Je sors de la réserve où je laisse ce blog trop souvent plongé pour m’insurger contre la majorité de nos sénateurs qui s’apprête à faire échec ce jour à la loi sur le non cumul des mandats, et particulièrement contre ceux qui se revendiquent de la majorité présidentielle voire d’un parti qui en avait fait un pilier de son projet de rénovation.
Je ne le fais pas tel un bijoutier niçois par légitime réaction contre la destruction méthodique de mon fond de commerce naissant. Encore que, cette nouvelle agression contre ce qui reste d’une idée noble et désintéressée de la politique n’augure pas du regain de crédit de celle-ci, crédit sans lequel la communication publique des collectivités locales ne remontera pas le sien.
Je ne le fais pas non plus en pensant aux motifs cachés de ce refus pour la bonne raison que, étant cachés, évidemment, je les ignore.
Je le fais par nausée pour les arguments invoqués par les cumulards. Ainsi JM Baylet, qualifié sur une antenne radio de « médaille de bronze des cumulards de la république », justifiait-il ce matin son cumul de mandat de parlementaire avec ses autres mandats locaux par l’intérêt qu’il trouvait à « être obligé (sic) de me retrouver parmi mes concitoyens » tout en indiquant que son secret est : « je délègue beaucoup ». S’il faut avoir un mandat local pour être obligé de se retrouver parmi ses concitoyens, un conseil Jean-Michel : Lâche ton mandat national et tu t’y retrouveras sans même y être obligé ! Elle est pas belle la vie !
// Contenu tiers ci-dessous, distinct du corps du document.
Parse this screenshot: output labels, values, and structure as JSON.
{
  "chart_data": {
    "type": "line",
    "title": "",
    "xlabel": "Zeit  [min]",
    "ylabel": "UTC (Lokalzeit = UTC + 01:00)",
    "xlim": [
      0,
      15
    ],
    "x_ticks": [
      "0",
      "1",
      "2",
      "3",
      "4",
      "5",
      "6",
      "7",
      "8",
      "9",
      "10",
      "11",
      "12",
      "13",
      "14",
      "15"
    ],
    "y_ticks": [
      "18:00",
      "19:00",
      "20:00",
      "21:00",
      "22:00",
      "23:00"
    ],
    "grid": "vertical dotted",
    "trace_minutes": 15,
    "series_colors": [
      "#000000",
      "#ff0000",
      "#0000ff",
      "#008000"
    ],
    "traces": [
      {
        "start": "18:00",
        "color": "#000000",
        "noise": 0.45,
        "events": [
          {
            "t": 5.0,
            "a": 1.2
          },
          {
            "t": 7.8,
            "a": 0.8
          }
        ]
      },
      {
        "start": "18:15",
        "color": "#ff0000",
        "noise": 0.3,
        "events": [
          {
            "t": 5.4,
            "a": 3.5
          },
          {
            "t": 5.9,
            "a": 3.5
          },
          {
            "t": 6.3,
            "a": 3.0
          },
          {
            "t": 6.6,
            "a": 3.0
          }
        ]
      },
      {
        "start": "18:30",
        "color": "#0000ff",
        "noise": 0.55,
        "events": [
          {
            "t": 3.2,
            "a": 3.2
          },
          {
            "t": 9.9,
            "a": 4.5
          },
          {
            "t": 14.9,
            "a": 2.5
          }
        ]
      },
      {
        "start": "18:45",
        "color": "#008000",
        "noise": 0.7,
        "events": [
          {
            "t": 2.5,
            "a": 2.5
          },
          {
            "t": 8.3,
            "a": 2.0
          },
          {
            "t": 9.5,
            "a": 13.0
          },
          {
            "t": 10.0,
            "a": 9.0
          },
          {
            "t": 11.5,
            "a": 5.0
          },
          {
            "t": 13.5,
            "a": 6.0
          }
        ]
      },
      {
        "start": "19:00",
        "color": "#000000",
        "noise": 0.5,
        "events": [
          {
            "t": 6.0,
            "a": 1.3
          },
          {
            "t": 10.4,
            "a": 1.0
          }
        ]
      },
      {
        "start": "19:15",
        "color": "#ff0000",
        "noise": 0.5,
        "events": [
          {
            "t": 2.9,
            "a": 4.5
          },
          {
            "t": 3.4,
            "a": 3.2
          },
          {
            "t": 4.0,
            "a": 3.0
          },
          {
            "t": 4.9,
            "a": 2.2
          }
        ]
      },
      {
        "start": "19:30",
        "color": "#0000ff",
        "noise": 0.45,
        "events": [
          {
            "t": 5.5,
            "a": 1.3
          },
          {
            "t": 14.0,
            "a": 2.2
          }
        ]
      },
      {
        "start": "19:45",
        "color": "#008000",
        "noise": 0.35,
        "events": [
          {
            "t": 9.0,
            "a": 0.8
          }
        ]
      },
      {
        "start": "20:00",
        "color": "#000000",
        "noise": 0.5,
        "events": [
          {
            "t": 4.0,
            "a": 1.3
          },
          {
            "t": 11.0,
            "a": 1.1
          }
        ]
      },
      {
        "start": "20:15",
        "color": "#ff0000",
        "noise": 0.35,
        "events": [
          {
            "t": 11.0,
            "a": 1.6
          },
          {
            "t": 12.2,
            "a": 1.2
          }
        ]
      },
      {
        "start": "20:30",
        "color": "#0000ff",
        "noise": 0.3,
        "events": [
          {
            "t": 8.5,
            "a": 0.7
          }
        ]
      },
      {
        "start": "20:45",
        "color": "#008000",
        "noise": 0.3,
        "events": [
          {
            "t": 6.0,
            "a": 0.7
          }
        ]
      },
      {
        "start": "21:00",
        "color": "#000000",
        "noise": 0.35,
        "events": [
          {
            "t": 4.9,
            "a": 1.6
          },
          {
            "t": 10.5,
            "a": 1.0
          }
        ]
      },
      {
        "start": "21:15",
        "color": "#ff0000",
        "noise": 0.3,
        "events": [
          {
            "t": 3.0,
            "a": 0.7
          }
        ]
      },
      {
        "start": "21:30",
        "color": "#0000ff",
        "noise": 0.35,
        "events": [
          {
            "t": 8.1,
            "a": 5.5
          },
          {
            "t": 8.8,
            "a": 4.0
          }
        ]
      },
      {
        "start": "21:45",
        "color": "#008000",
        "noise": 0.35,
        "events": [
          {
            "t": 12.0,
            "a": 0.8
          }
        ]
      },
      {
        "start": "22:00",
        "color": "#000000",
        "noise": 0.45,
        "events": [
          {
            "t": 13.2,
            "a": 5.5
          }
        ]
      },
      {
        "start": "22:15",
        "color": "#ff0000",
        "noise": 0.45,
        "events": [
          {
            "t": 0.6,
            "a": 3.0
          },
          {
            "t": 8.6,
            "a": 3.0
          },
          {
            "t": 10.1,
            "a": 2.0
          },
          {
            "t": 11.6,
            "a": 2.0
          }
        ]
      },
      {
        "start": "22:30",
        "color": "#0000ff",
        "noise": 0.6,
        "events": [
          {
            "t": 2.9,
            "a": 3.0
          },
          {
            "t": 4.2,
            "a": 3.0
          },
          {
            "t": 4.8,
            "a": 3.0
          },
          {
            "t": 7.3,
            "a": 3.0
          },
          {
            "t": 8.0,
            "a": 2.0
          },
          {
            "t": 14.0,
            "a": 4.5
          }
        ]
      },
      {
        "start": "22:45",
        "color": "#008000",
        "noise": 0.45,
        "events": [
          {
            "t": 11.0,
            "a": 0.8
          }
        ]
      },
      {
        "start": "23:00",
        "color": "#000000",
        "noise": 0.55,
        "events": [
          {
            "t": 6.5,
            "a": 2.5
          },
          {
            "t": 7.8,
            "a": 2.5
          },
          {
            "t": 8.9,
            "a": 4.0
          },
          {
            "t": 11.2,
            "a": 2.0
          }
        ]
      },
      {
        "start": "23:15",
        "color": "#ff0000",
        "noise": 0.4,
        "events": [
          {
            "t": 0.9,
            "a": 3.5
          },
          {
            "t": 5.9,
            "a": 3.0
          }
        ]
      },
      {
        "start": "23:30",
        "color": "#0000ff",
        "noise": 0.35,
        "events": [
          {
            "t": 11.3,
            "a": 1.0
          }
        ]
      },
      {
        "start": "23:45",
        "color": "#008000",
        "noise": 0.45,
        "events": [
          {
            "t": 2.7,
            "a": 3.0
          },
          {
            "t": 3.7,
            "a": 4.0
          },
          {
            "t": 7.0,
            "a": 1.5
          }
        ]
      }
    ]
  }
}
Mais c’est là que surgit le 2e grand argument du cumulardisme, celui que Jean-Michel n’a même pas eu besoin de formuler ce matin tant il a dû le rabâcher. Il faut bien qu’il ait un mandat national pour défendre les dossiers du département qu’il préside ou de la ville qu’il dirige. Car un député ou un sénateur à mandat unique n’en serait évidemment pas capable. Ou alors, il ne le ferait qu’à l’aune de l’intérêt de la République et sans privilégier une partie contre une autre de sa circonscription. Ce qui est quand même la moindre des choses que l’on puisse exiger d’un bon parlementaire.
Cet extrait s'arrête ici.